Fisher is aiming to have the center up and running in January 2017 and is currently working on raising funds and finding and training people to help bring her vision to fruition.

“What we have undertaken is a major project and will take time to set up,” she says. “Meanwhile, the I Am Jane website will have lots of information and we will be producing pamphlets and have a 24-hour hotline service.”

In order to help them understand the need of victims of sexual assault, Fisher and her supporters will also be reaching out to police the and medical facilities in Japan and building up a network. “We plan to use technology and our worldwide database of professionals to get the message across in a way that focuses on solving problems with innovative solutions,” she says.

“Rape can be solved as easily as any other crime. It’s just that the techniques required to solve rape cases are unique and require the kind of law enforcement skills that are, unfortunately, the skills most ignored or devalued in the law-enforcement culture,” Fisher notes.

“Successful rape investigation depends not only on forensics and physical evidence as it does on the ability of the investigator to communicate and partner effectively with the victims. Treating victims of violence with respect, compassion and empathy is of dire importance.”

The I Am Jane Center welcomes inquiries from people of any nationality. Fisher, who is fluent in Japanese, frequently speaks at rallies and symposiums in Japan and is often contacted by Japanese women who are relieved that someone will finally listen to their stories.

Moreover, sexual abuse is not just limited to females, and Fisher says I Am Jane will be advocating for men and boys, too. “We will talk to the Japanese government about making changes in the Japanese laws so that male victims are not ignored.”

I Am Jane is seeking community support.

“Donations are welcome and we ask people and companies willing to save people to pledge donations for research and sponsorship. We also encourage volunteering, but anyone working directly with victims of abuse has to undergo a rigid security check and a training program before being upgraded to a ‘carer’ status,” Fisher explains.

She is looking for additional help with building the organization’s website and from translators willing to volunteer their time to help work with staff and victims.

Fisher likens rape to a “global pandemic” and emphasizes that education is the way forward. “If out of 100 rapes, 97 of the rapists never spend a day in prison and the perpetrators are escaping from justice, it means that the whole world has to change” she says. “I Am Jane believes that the focus needs must be shifted to re-education programs on all levels.

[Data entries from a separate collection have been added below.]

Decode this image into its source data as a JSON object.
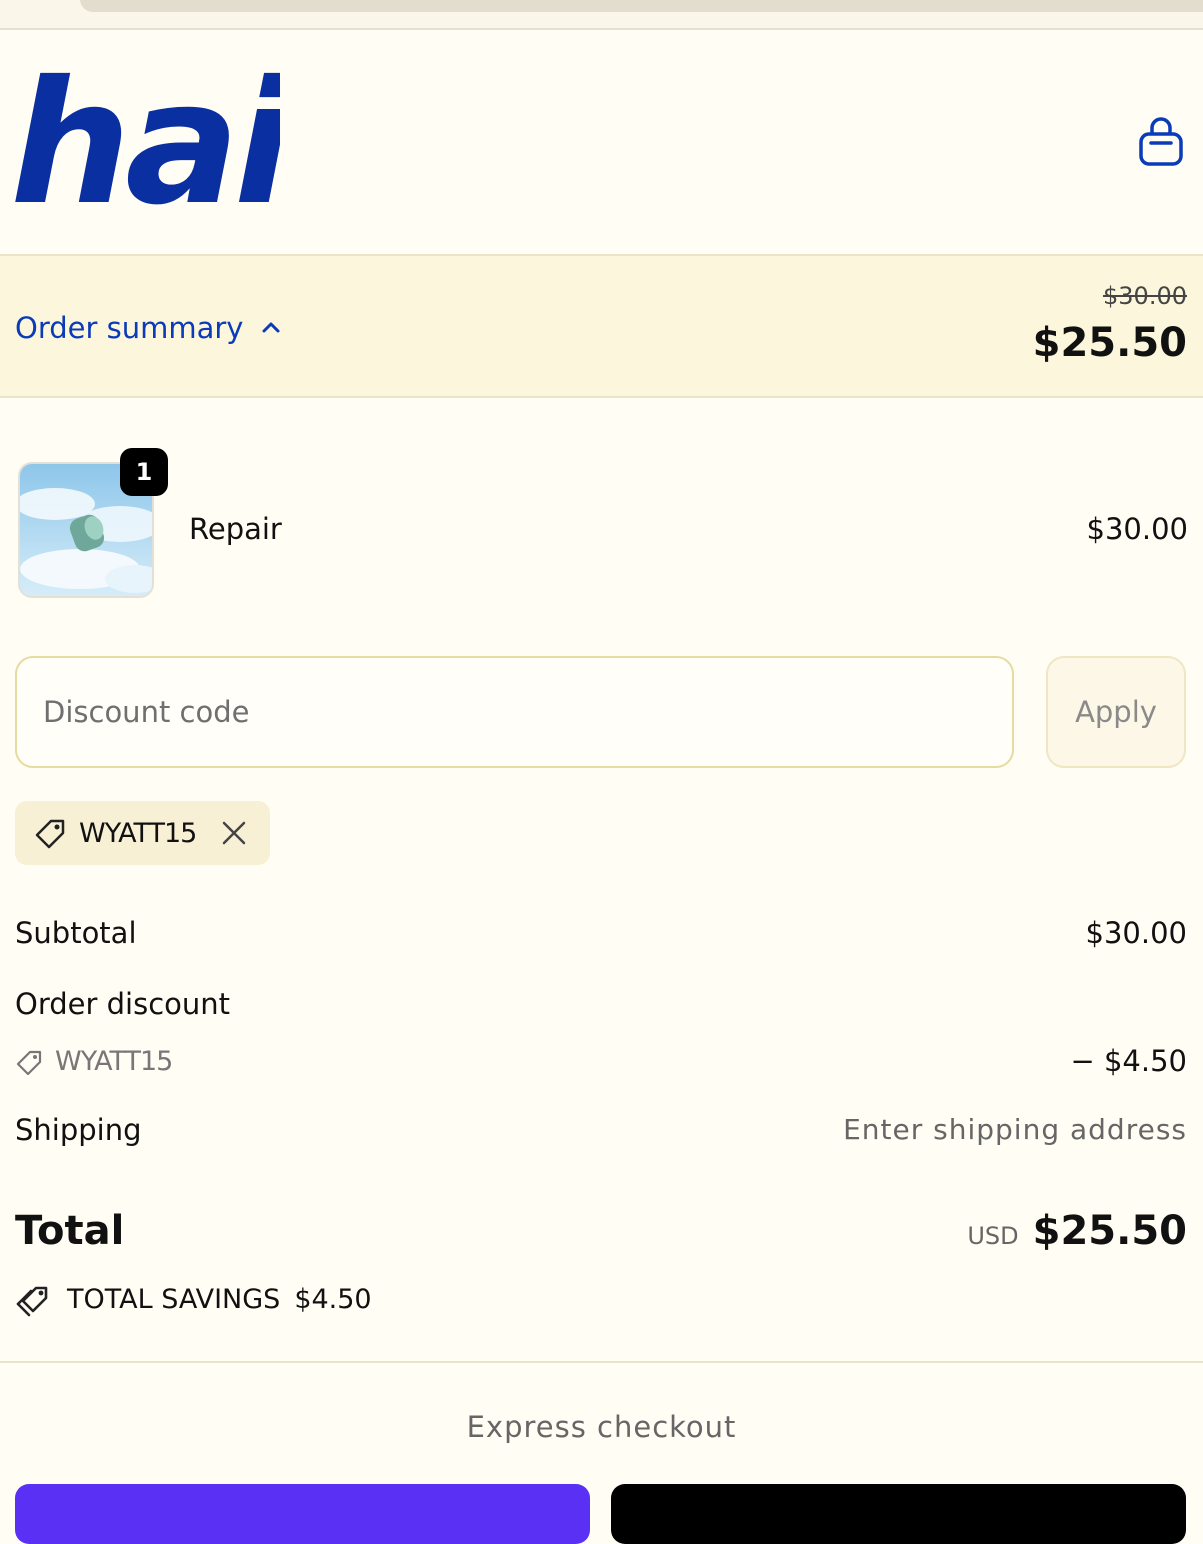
{
  "brand": {
    "logo_text": "hai",
    "color": "#0a2fa0"
  },
  "header": {
    "cart_icon": "shopping-bag-icon"
  },
  "summary_bar": {
    "toggle_label": "Order summary",
    "toggle_icon": "chevron-up-icon",
    "original_price": "$30.00",
    "total": "$25.50"
  },
  "cart": {
    "items": [
      {
        "name": "Repair",
        "quantity": "1",
        "price": "$30.00"
      }
    ]
  },
  "discount": {
    "placeholder": "Discount code",
    "apply_label": "Apply",
    "applied_code": "WYATT15"
  },
  "totals": {
    "subtotal_label": "Subtotal",
    "subtotal": "$30.00",
    "order_discount_label": "Order discount",
    "discount_code": "WYATT15",
    "discount_amount": "− $4.50",
    "shipping_label": "Shipping",
    "shipping_value": "Enter shipping address",
    "total_label": "Total",
    "currency": "USD",
    "total": "$25.50",
    "savings_label": "TOTAL SAVINGS",
    "savings_amount": "$4.50"
  },
  "express": {
    "label": "Express checkout",
    "buttons": [
      {
        "name": "shop-pay",
        "color": "#5a31f4"
      },
      {
        "name": "google-pay",
        "color": "#000000"
      }
    ]
  },
  "colors": {
    "accent": "#0a3bb8",
    "background": "#fffdf4",
    "summary_bg": "#fcf6dc"
  }
}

We don’t want to just wait for victims to come to us — we to see rape eradicated.”

It was never Fisher’s desire to become a well-known face, but after her own ordeal, she realized she still had the power speak out. “Sometimes there is a voice inside of us that says, ‘If no one else has the courage to do it then we must make the decision to take the stand’, ” she says. Fisher is working to help others suffering from sexual assault and abuse find the courage and opportunity to speak up, too.